Mulberry Juice-Derived Carbon Quantum Dots as a Cu Ion Sensor: Investigating the Influence of Fruit Ripeness on the Optical Properties

• Published in: Nanomaterials and nanotechnology Vol. 2023
• Main Authors: Salih Ajaj, Chiayee, Sadiq, Diyar
• Format: Journal Article
• Language: English
• Published: John Wiley & Sons, Inc 20.09.2023
• Subjects: Analysis; Composition; Infrared spectroscopy; Mulberry; Photoluminescence; Quantum dots; United States
• ISSN: 1847-9804; 1847-9804
• DOI: 10.1155/2023/9980479

This study synthesized carbon quantum dots (CQDs) with green photoluminescence through a hydrothermal method that utilized mulberry juice as the carbon source. The influence of fruit ripeness on the physical and chemical properties, focusing on the fluorescence spectra, has been explored.
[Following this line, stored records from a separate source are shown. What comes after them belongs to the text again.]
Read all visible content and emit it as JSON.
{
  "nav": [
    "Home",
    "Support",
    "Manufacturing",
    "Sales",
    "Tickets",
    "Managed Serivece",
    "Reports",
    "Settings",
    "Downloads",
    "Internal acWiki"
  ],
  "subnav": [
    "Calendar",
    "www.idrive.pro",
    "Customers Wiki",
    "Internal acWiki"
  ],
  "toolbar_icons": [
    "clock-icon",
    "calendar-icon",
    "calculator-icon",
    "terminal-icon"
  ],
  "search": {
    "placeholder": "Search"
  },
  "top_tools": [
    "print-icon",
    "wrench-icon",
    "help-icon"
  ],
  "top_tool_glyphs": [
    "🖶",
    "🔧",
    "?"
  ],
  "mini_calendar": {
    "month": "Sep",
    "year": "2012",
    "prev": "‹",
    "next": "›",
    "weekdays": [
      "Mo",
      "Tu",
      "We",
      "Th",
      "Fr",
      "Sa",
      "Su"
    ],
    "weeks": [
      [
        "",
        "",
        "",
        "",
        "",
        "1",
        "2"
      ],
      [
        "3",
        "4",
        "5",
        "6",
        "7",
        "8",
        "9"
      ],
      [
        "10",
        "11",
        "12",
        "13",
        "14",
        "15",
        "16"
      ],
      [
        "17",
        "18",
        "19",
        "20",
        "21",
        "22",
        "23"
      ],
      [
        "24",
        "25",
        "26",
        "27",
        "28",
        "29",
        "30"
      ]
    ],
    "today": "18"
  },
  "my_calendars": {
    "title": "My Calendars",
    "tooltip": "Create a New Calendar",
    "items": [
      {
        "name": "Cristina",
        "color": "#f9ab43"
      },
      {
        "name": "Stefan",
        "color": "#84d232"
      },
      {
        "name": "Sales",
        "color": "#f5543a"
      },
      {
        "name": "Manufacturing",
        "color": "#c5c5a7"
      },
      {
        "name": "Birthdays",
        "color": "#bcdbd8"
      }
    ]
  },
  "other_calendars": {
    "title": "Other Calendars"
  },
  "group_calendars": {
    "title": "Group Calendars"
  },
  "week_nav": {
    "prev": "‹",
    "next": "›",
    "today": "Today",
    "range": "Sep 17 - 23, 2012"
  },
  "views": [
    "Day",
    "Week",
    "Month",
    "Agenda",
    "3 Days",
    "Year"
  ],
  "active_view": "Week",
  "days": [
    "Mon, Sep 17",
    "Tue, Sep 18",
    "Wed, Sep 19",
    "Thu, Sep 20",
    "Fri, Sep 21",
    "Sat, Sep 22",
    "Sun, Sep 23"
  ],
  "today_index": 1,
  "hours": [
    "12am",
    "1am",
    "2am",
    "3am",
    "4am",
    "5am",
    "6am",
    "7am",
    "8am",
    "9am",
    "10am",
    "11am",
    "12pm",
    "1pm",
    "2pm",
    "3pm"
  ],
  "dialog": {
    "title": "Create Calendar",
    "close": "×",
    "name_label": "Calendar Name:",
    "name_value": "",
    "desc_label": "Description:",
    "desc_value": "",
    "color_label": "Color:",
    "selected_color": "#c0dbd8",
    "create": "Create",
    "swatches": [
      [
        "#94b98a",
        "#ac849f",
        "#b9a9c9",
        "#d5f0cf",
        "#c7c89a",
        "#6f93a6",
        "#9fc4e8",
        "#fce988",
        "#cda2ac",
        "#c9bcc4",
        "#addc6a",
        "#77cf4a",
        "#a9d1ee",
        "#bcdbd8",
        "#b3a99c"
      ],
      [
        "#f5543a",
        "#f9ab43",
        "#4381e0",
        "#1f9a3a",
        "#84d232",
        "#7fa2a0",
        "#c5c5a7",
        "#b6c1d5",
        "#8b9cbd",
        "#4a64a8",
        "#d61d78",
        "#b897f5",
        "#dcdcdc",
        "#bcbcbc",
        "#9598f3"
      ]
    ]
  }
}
Fourier-transform infrared spectroscopy (FT-IR) and energy dispersive X-ray analysis (EDX) showed that there were oxygen-containing groups, and X-ray diffraction (XRD) showed that the carbon quantum dots (CQDs) were graphitic. The results revealed that the CQDs had an average size of around 7.4nm and 9.7nm for unripe and ripe mulberry juice, respectively. These CQDs emitted green light at 500nm and 510nm in unripe and ripe mulberry juice, respectively, when excited at a wavelength of 400nm. The prepared CQDs exhibited excitation-dependent photoluminescence (PL) emission behavior, demonstrating their dependence on the excitation light. The impact of fruit ripeness on optical properties was explored by examining fluorescent spectra from different fruits (including tomato and blackberry), demonstrating comparable behaviors observed in mulberry fruit. In addition, the prepared CQDs were utilized as a fluorescent sensor with high specificity to detect Cu[sup.2+] ions. The detection limit (DL) for this sensor was determined to be 0.2687µM, and the limit of qualification (LOQ) is 0.814µM. The linear range for detection lies between 0.1 and 1µM. The selectivity of the CQDs towards Cu[sup.2+] ions was confirmed by recording the PL response for Cu[sup.2+] ions compared to the weak response of other metal ions. According to these results, the CQDs can be applied in various cellular imaging and biology applications, bio-sensing, optoelectronics, and sensors.